Walt Kowalski ist aus dem gleichen Holz geschnitzt wie Sergeant Highway in Heartbreak Ridge, dem es ebenfalls sehr schwer fällt, sich zu ändern, weil er ein dickschädeliger Kommisskopf ist. Doch auch er beginnt allmählich zu lernen. In Gran Torino geht Eastwood beim Spiel mit seinem bekannten Kino-Image als wortkarger, kompromissloser Einzelkämpfer, der seine Gegner mit geringschätzig verzogenem Mund und zusammengekniffen Augen mustert, bevor er sie fertig macht, manchmal bis an die Grenze zur Persiflage. Etwa wenn er wiederholt als Zeichen der Verachtung auf den Boden spuckt, bis ihm die asiatische Großmutter auf der Nachbarveranda unbeeindruckt Paroli bietet und einen ganzen Schwall braunen Speichels ausspeit. Die Darstellung eines Baustellenleiters trägt satirische Züge, und die Dialoge mit Walts italienischem Friseur haben kabarettreifen Charakter. Im Gegensatz dazu gibt es jedoch auch eine Reihe tragischer Momente wie die Szenen, wo der lungenkranke Witwer, von Hustenanfällen gequält, Blut spuckt wie einst Victor Mature als Doc Holiday in My Darling Clementine.
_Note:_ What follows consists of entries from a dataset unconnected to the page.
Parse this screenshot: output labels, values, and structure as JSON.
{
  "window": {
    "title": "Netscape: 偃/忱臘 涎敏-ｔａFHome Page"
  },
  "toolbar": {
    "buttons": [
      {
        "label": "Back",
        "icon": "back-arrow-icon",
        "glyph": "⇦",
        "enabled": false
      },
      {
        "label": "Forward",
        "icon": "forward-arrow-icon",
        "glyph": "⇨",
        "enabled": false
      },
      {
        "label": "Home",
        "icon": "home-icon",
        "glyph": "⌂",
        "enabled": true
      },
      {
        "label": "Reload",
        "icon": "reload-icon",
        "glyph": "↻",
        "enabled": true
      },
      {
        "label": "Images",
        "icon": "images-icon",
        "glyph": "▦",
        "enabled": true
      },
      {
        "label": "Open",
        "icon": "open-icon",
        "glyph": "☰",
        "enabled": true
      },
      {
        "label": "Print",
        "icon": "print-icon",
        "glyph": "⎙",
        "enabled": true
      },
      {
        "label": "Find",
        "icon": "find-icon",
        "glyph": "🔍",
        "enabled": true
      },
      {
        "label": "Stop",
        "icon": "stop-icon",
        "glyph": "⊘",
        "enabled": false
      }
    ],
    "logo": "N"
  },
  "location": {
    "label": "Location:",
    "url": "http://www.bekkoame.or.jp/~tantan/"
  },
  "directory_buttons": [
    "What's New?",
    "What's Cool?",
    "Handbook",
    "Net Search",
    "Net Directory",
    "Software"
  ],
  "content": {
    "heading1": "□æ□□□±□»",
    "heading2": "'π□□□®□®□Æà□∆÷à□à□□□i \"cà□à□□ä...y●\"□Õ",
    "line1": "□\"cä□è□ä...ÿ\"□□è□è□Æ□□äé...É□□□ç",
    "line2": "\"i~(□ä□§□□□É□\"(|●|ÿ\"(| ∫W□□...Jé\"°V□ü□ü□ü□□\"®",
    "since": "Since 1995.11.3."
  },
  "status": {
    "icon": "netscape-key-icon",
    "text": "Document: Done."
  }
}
Es ist bewundernswert, mit welcher Lässigkeit und Stilsicherheit Eastwood seit Jahren das eigene Altern kreativ verarbeitet. Sei es nun mehr dramatisch wie in Unforgiven, seinem meisterhaften Spätwestern über alternde Revolverhelden, oder komödiantisch wie in Space Cowboys. Oder im Bewusstsein des näher rückenden Todes, wie in Gran Torino, wo der 78-jährige Star ohne Eitelkeit oder Weichzeichner sein vom Alter verwittertes, markantes Gesicht immer wieder in Großaufnahme zeigt und sogar Nacktaufnahmen in der Badewanne nicht scheut. Gran Torino beginnt mit einem Begräbnis und endet auch mit einem. Wenn man dann dennoch gut gelaunt aus dem Kino kommt, so spricht das für  Eastwoods ausgeprägten Sinn für Humor, auch wenn er im Film zur Nachbarstochter sagt: „I have been called many things, but never funny.“

Trotz einiger eingangs genannter Gemeinsamkeiten zwischen Eastwood und seiner Filmfigur Kowalski könnte der soziale Unterschied zwischen den Männern kaum größer sein. Während der steinreiche Hollywoodstar in hohem Alter und auf der Höhe seiner Kunst in aller Welt gefeiert wird, sind Menschen wie Kowalski nach jahrzehntelanger Arbeit in der Fabrik in der Regel dazu verdammt, den Rest ihres Lebens zu Hause auszusitzen und Bier zu trinken, ohne viel von der Welt gesehen zu haben. Machen Reichtum und Erfolg es einem leichter, alt zu werden und dem Tod entgegenzusehen?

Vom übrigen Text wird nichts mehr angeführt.